Wednesday, March 01, 2006

taking away the plate

I am yet to discover the reason for the haste in removing a plate when you have just eaten the second last morsel. We ate out several times last week in Madang and also when I have occasionally been to the hotels here in Lae it almost seems that waiting staff are ready to pounce on your plate as soon as you are about to put down your fork when the plate looks nearly empty. To put down one's fork and reach for one's serviette seems to be a signal to remove the plate with all haste. I think I must like to contemplate what was on the plate for a while before it is removed and therefore to have it removed, as seems to be the Melanesian Way leaves me feeling as though I have too readily farewelled a dear friend. Can you not spare one short moment to contemplate what could have been, I hear myself saying to the departing plate?
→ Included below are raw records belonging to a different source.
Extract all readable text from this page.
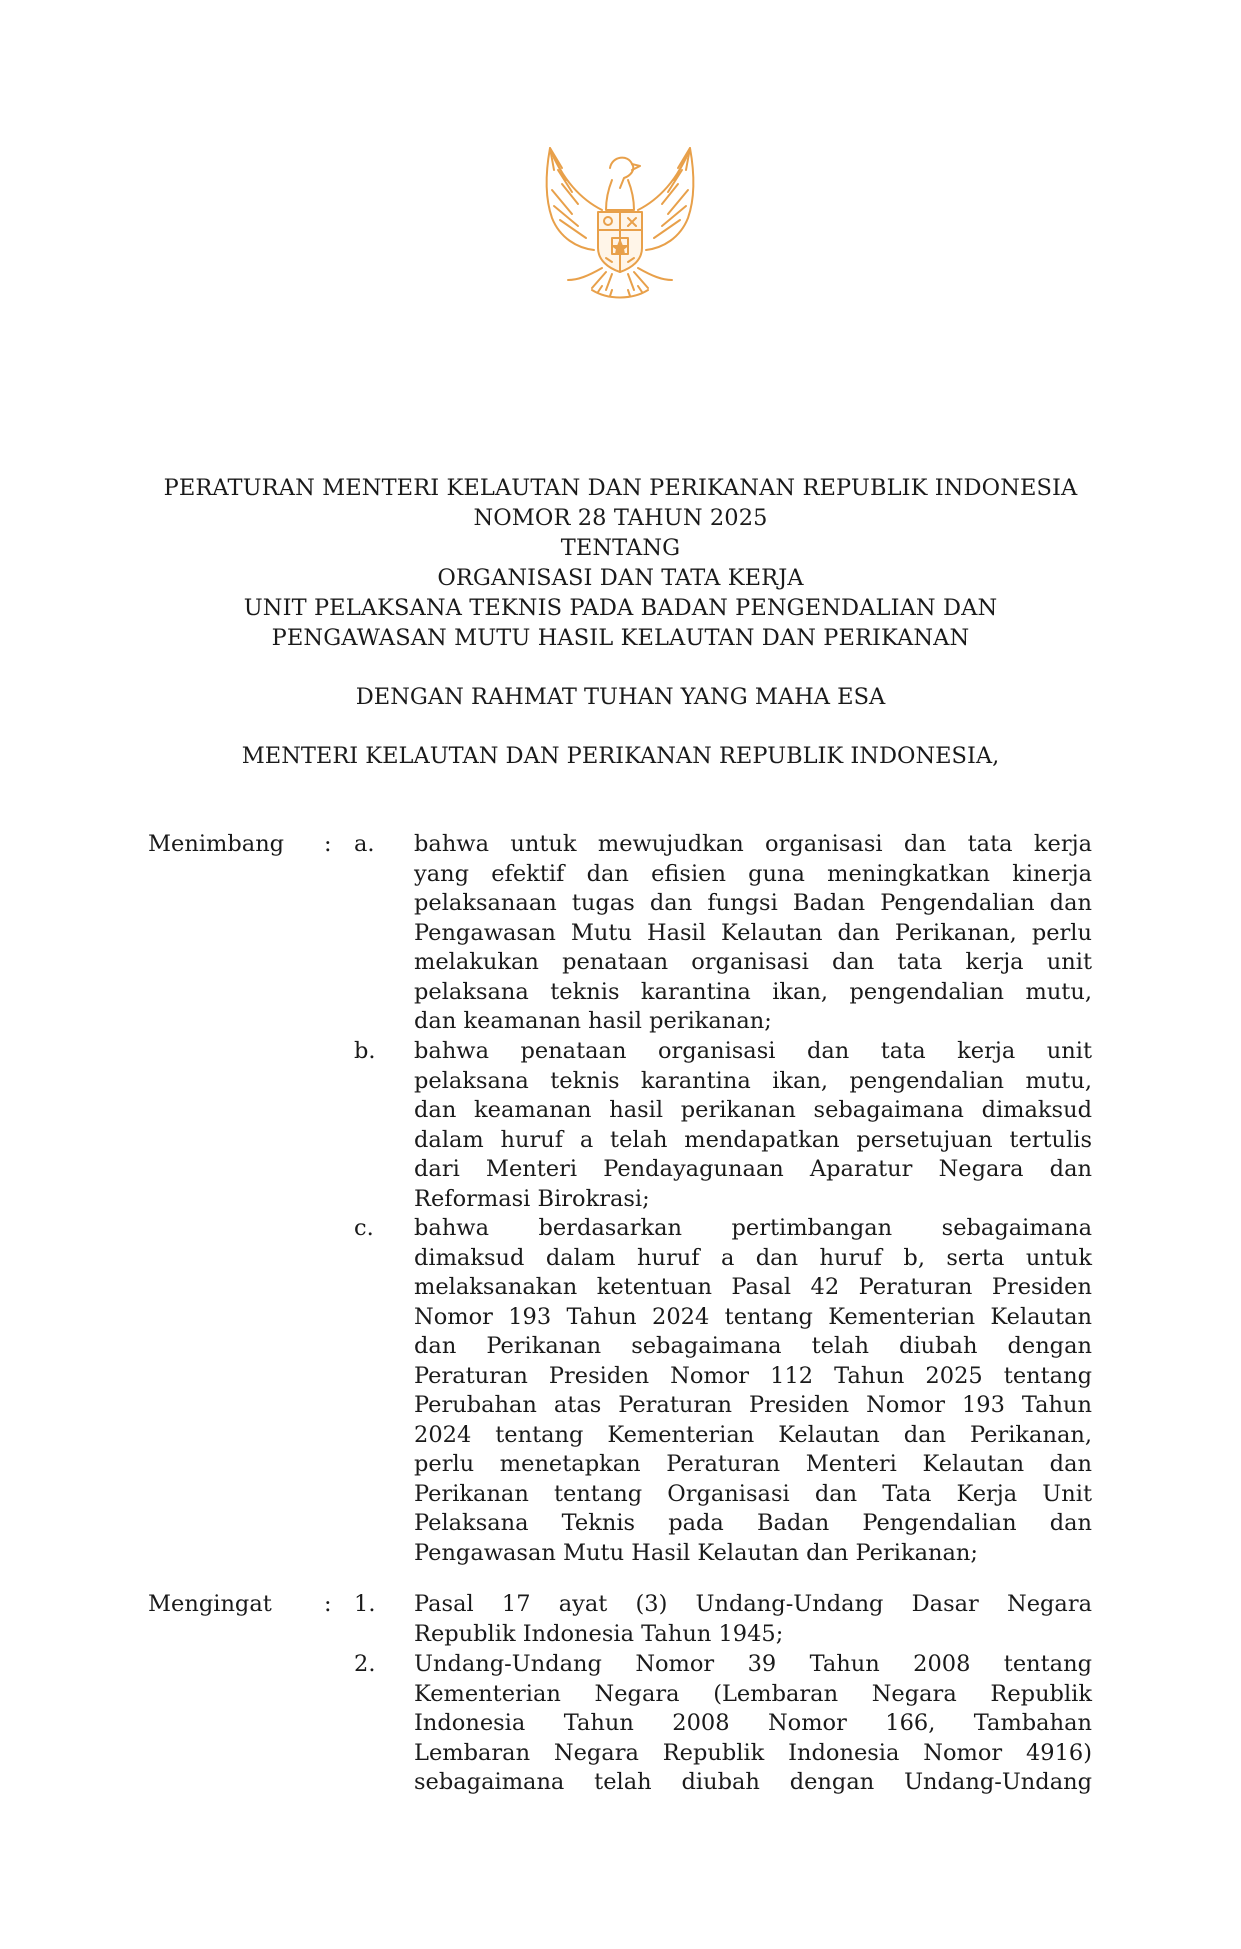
PERATURAN MENTERI KELAUTAN DAN PERIKANAN REPUBLIK INDONESIA
NOMOR 28 TAHUN 2025
TENTANG
ORGANISASI DAN TATA KERJA
UNIT PELAKSANA TEKNIS PADA BADAN PENGENDALIAN DAN
PENGAWASAN MUTU HASIL KELAUTAN DAN PERIKANAN
DENGAN RAHMAT TUHAN YANG MAHA ESA
MENTERI KELAUTAN DAN PERIKANAN REPUBLIK INDONESIA,
Menimbang : a. bahwa untuk mewujudkan organisasi dan tata kerja
yang efektif dan efisien guna meningkatkan kinerja
pelaksanaan tugas dan fungsi Badan Pengendalian dan
Pengawasan Mutu Hasil Kelautan dan Perikanan, perlu
melakukan penataan organisasi dan tata kerja unit
pelaksana teknis karantina ikan, pengendalian mutu,
dan keamanan hasil perikanan;
b. bahwa penataan organisasi dan tata kerja unit
pelaksana teknis karantina ikan, pengendalian mutu,
dan keamanan hasil perikanan sebagaimana dimaksud
dalam huruf a telah mendapatkan persetujuan tertulis
dari Menteri Pendayagunaan Aparatur Negara dan
Reformasi Birokrasi;
c. bahwa berdasarkan pertimbangan sebagaimana
dimaksud dalam huruf a dan huruf b, serta untuk
melaksanakan ketentuan Pasal 42 Peraturan Presiden
Nomor 193 Tahun 2024 tentang Kementerian Kelautan
dan Perikanan sebagaimana telah diubah dengan
Peraturan Presiden Nomor 112 Tahun 2025 tentang
Perubahan atas Peraturan Presiden Nomor 193 Tahun
2024 tentang Kementerian Kelautan dan Perikanan,
perlu menetapkan Peraturan Menteri Kelautan dan
Perikanan tentang Organisasi dan Tata Kerja Unit
Pelaksana Teknis pada Badan Pengendalian dan
Pengawasan Mutu Hasil Kelautan dan Perikanan;
Mengingat : 1. Pasal 17 ayat (3) Undang-Undang Dasar Negara
Republik Indonesia Tahun 1945;
2. Undang-Undang Nomor 39 Tahun 2008 tentang
Kementerian Negara (Lembaran Negara Republik
Indonesia Tahun 2008 Nomor 166, Tambahan
Lembaran Negara Republik Indonesia Nomor 4916)
sebagaimana telah diubah dengan Undang-Undang
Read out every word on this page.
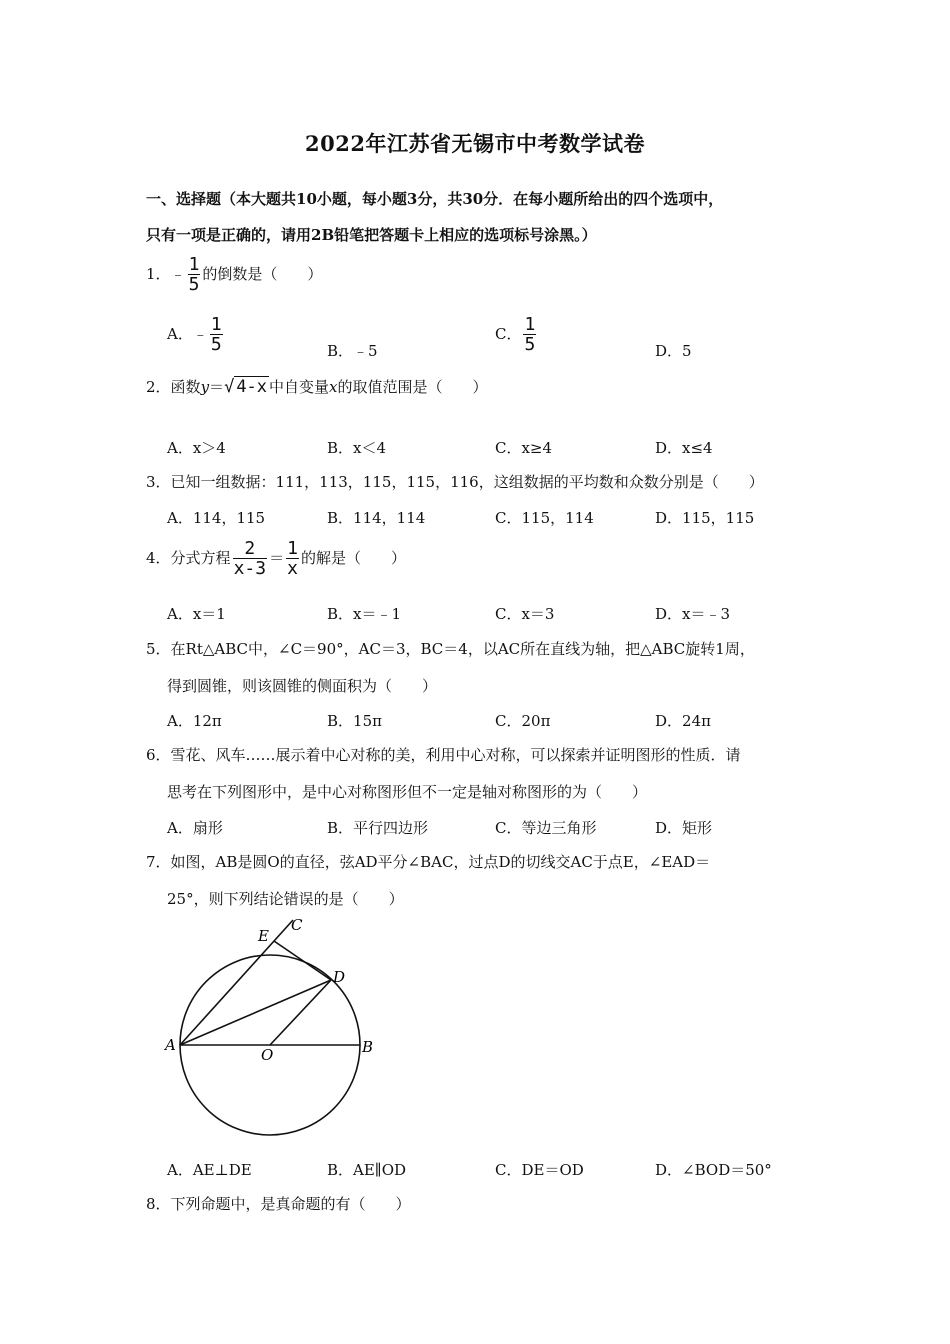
2022年江苏省无锡市中考数学试卷
一、选择题（本大题共10小题，每小题3分，共30分．在每小题所给出的四个选项中，
只有一项是正确的，请用2B铅笔把答题卡上相应的选项标号涂黑。）
1．﹣ $\frac{1}{5}$ 的倒数是（　　）
A．﹣ $\frac{1}{5}$	B．﹣5
C． $\frac{1}{5}$	D．5
2．函数y＝√ 4-x 中自变量x的取值范围是（　　）
A．x＞4	B．x＜4	C．x≥4	D．x≤4
3．已知一组数据：111，113，115，115，116，这组数据的平均数和众数分别是（　　）
A．114，115	B．114，114	C．115，114	D．115，115
4．分式方程 $\frac{2}{x-3} = \frac{1}{x}$ 的解是（　　）
A．x＝1	B．x＝﹣1	C．x＝3	D．x＝﹣3
5．在Rt△ABC中，∠C＝90°，AC＝3，BC＝4，以AC所在直线为轴，把△ABC旋转1周，
得到圆锥，则该圆锥的侧面积为（　　）
A．12π	B．15π	C．20π	D．24π
6．雪花、风车……展示着中心对称的美，利用中心对称，可以探索并证明图形的性质．请
思考在下列图形中，是中心对称图形但不一定是轴对称图形的为（　　）
A．扇形	B．平行四边形	C．等边三角形	D．矩形
7．如图，AB是圆O的直径，弦AD平分∠BAC，过点D的切线交AC于点E，∠EAD＝
25°，则下列结论错误的是（　　）
A	B
O
D
E
C
A．AE⊥DE	B．AE∥OD	C．DE＝OD	D．∠BOD＝50°
8．下列命题中，是真命题的有（　　）
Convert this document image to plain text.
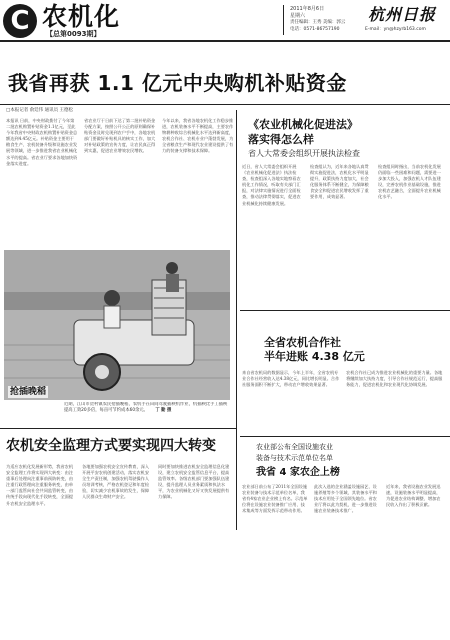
C 农机化
【总第0093期】
2011年8月6日
星期六
责任编辑：王秀 美编：郭云
电话：0571-86757190	E-mail：yn@hzyrb163.com
杭州日报
我省再获 1.1 亿元中央购机补贴资金
□本报记者 俞廷伟 通讯员 王德松
本报讯 日前，中央财政拨付了今年第二批农机购置补贴资金1.1亿元，至此今年我省中央财政农机购置补贴资金总额达到4.45亿元。补贴资金主要用于粮食生产、农机装备升级和设施农业发展等领域，进一步推进我省农业机械化水平的提高。省农业厅要求各地加快资金落实进度。
省农业厅于日前下达了第二批补贴资金分配方案，按照公开公正的原则确保补贴资金及时兑现到农户手中，各地农机部门要做好补贴机具的核实工作，加大对补贴政策的宣传力度，让农民真正得到实惠，促进农业增效农民增收。
今年以来，我省各地农机化工作稳步推进，农机装备水平不断提高，主要农作物耕种收综合机械化水平达到新高度，农机合作社、农机专业户蓬勃发展，为全省粮食生产和现代农业建设提供了有力的装备支撑和技术保障。
抢插晚稻
近期，江山市贺村镇农民抢插晚稻，农机手在田间驾驶插秧机作业，机插秧比手工插秧提高工效20多倍，每亩可节约成本60余元。 丁 勤 摄
《农业机械化促进法》
落实得怎么样
省人大常委会组织开展执法检查
近日，省人大常委会组织开展《农业机械化促进法》执法检查，检查组深入各地实地察看农机化工作情况，听取有关部门汇报，对法律实施情况进行全面检查，推动法律贯彻落实，促进农业机械化持续健康发展。
检查组认为，近年来各地认真贯彻实施促进法，农机化水平明显提升，政策扶持力度加大，社会化服务体系不断健全，为保障粮食安全和促进农民增收发挥了重要作用，成效显著。
检查组同时指出，当前农机化发展仍面临一些困难和问题，需要进一步加大投入，加强农机人才队伍建设，完善农机作业基础设施，推进农机农艺融合，全面提升农业机械化水平。
全省农机合作社
半年进账 4.38 亿元
来自省农机局的数据显示，今年上半年，全省农机专业合作社经营收入达4.38亿元，同比增长明显。合作社服务面积不断扩大，带动农户增收效果显著。
农机合作社已成为推进农业机械化的重要力量。各地将继续加大扶持力度，引导合作社规范运行，提高服务能力，促进农机化和农业现代化协调发展。
农业部公布全国设施农业
装备与技术示范单位名单
我省 4 家农企上榜
农业部日前公布了2011年全国设施农业装备与技术示范单位名单，我省有4家农业企业榜上有名。示范单位将在设施农业装备推广应用、技术集成等方面发挥示范带动作用。
此次入选的企业涵盖设施园艺、设施养殖等多个领域，其装备水平和技术应用处于全国领先地位。省农业厅将以此为契机，进一步推进设施农业装备技术推广。
近年来，我省设施农业发展迅速，设施装备水平明显提高，为促进农业结构调整、增加农民收入作出了积极贡献。
农机安全监理方式要实现四大转变
为适应农机化发展新形势，我省农机安全监理工作将实现四大转变：由注重事后处理向注重事前预防转变，由注重行政管理向注重服务转变，由单一部门监管向社会共同监管转变，由传统手段向现代化手段转变，全面提升农机安全监理水平。
各地要加强农机安全宣传教育，深入开展平安农机创建活动，落实农机安全生产责任制，加强农机驾驶操作人员培训考核，严格农机登记和年度检验，切实减少农机事故的发生，保障人民群众生命财产安全。
同时要加快推进农机安全监理信息化建设，建立农机安全监管信息平台，提高监管效率。各级农机部门要加强队伍建设，提升监理人员业务素质和执法水平，为农业机械化又好又快发展提供有力保障。
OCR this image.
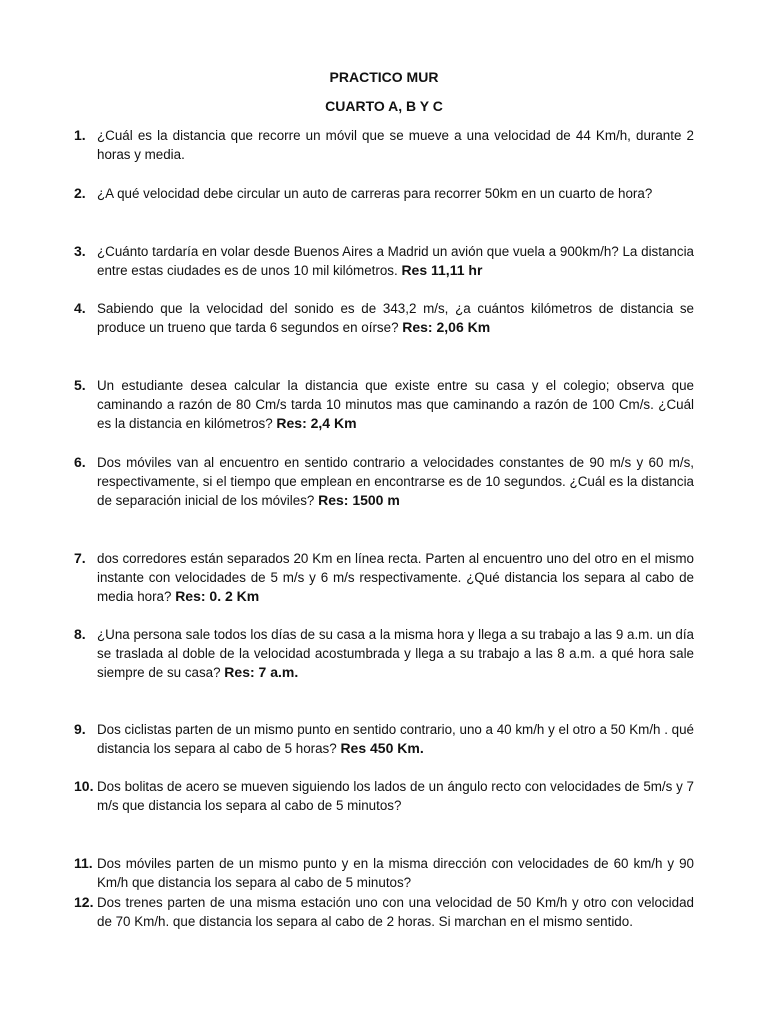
PRACTICO MUR
CUARTO A, B Y C
1. ¿Cuál es la distancia que recorre un móvil que se mueve a una velocidad de 44 Km/h, durante 2 horas y media.
2. ¿A qué velocidad debe circular un auto de carreras para recorrer 50km en un cuarto de hora?
3. ¿Cuánto tardaría en volar desde Buenos Aires a Madrid un avión que vuela a 900km/h? La distancia entre estas ciudades es de unos 10 mil kilómetros. Res 11,11 hr
4. Sabiendo que la velocidad del sonido es de 343,2 m/s, ¿a cuántos kilómetros de distancia se produce un trueno que tarda 6 segundos en oírse? Res: 2,06 Km
5. Un estudiante desea calcular la distancia que existe entre su casa y el colegio; observa que caminando a razón de 80 Cm/s tarda 10 minutos mas que caminando a razón de 100 Cm/s. ¿Cuál es la distancia en kilómetros? Res: 2,4 Km
6. Dos móviles van al encuentro en sentido contrario a velocidades constantes de 90 m/s y 60 m/s, respectivamente, si el tiempo que emplean en encontrarse es de 10 segundos. ¿Cuál es la distancia de separación inicial de los móviles? Res: 1500 m
7. dos corredores están separados 20 Km en línea recta. Parten al encuentro uno del otro en el mismo instante con velocidades de 5 m/s y 6 m/s respectivamente. ¿Qué distancia los separa al cabo de media hora? Res: 0. 2 Km
8. ¿Una persona sale todos los días de su casa a la misma hora y llega a su trabajo a las 9 a.m. un día se traslada al doble de la velocidad acostumbrada y llega a su trabajo a las 8 a.m. a qué hora sale siempre de su casa? Res: 7 a.m.
9. Dos ciclistas parten de un mismo punto en sentido contrario, uno a 40 km/h y el otro a 50 Km/h . qué distancia los separa al cabo de 5 horas? Res 450 Km.
10. Dos bolitas de acero se mueven siguiendo los lados de un ángulo recto con velocidades de 5m/s y 7 m/s que distancia los separa al cabo de 5 minutos?
11. Dos móviles parten de un mismo punto y en la misma dirección con velocidades de 60 km/h y 90 Km/h que distancia los separa al cabo de 5 minutos?
12. Dos trenes parten de una misma estación uno con una velocidad de 50 Km/h y otro con velocidad de 70 Km/h. que distancia los separa al cabo de 2 horas. Si marchan en el mismo sentido.
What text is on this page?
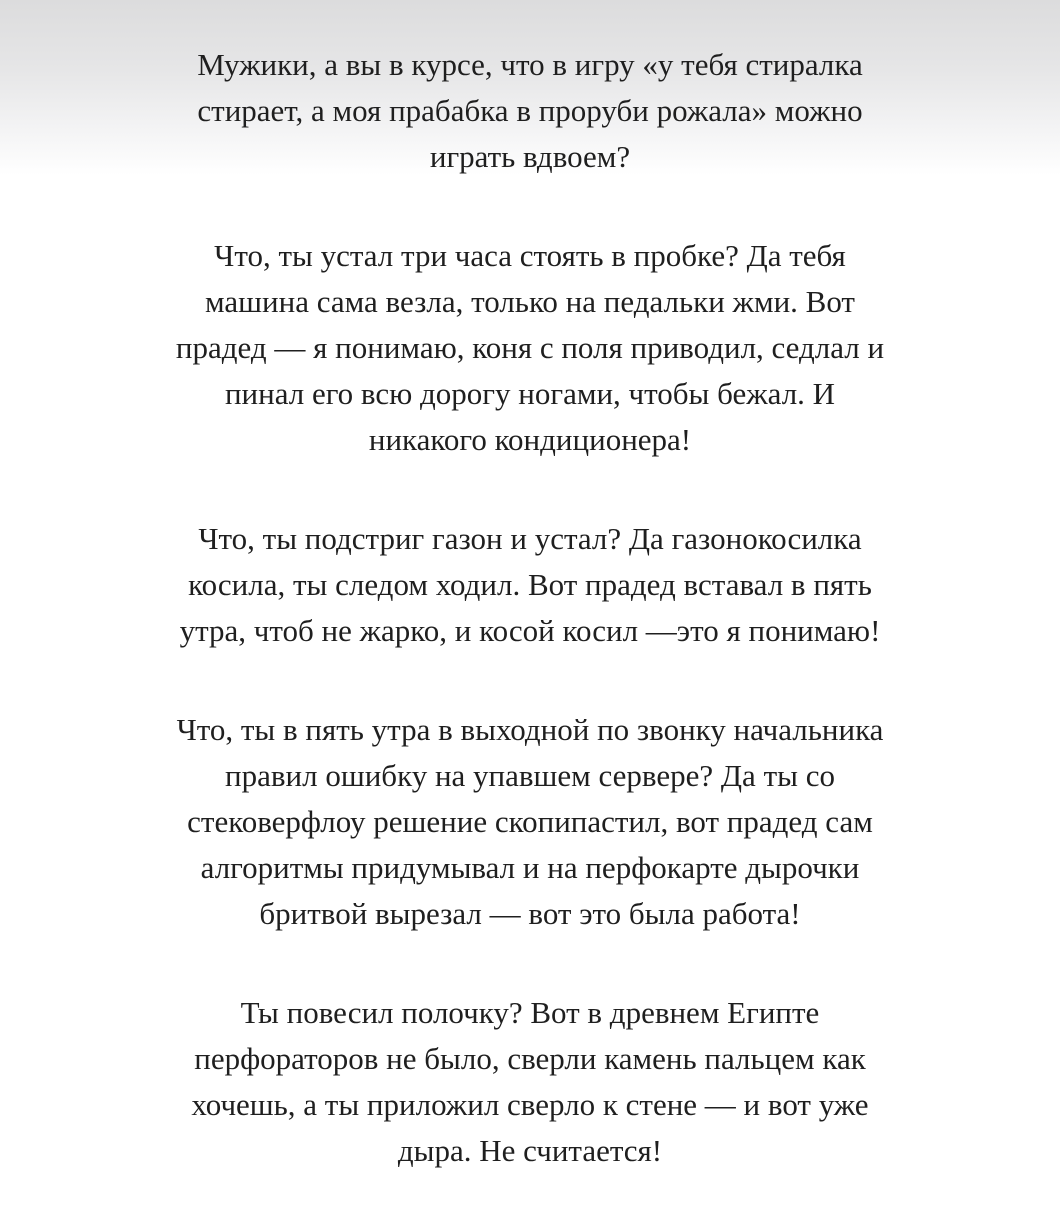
Мужики, а вы в курсе, что в игру «у тебя стиралка
стирает, а моя прабабка в проруби рожала» можно
играть вдвоем?

Что, ты устал три часа стоять в пробке? Да тебя
машина сама везла, только на педальки жми. Вот
прадед — я понимаю, коня с поля приводил, седлал и
пинал его всю дорогу ногами, чтобы бежал. И
никакого кондиционера!

Что, ты подстриг газон и устал? Да газонокосилка
косила, ты следом ходил. Вот прадед вставал в пять
утра, чтоб не жарко, и косой косил —это я понимаю!

Что, ты в пять утра в выходной по звонку начальника
правил ошибку на упавшем сервере? Да ты со
стековерфлоу решение скопипастил, вот прадед сам
алгоритмы придумывал и на перфокарте дырочки
бритвой вырезал — вот это была работа!

Ты повесил полочку? Вот в древнем Египте
перфораторов не было, сверли камень пальцем как
хочешь, а ты приложил сверло к стене — и вот уже
дыра. Не считается!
John corrected me about my Melanesian-Polynesian distinction the other day. He said the distinction was based on traditional trade routes and that Fiji was in fact Melanesian and the Micronesians went as far as Hawaii.
We are goint to UPNG in Pt Moresby today for a similar venture - to see the way it goes about writing courses for correspondence studies. We go by balus so it is unlikely we will see any pythons: returning from Madang we came across what looked like a speed bump in the road with an eagle antap. As we slowed down we could see it was a dead four metre long python about as thick as one's leg. What a beautiful creature that it should end its long life that way as road kill.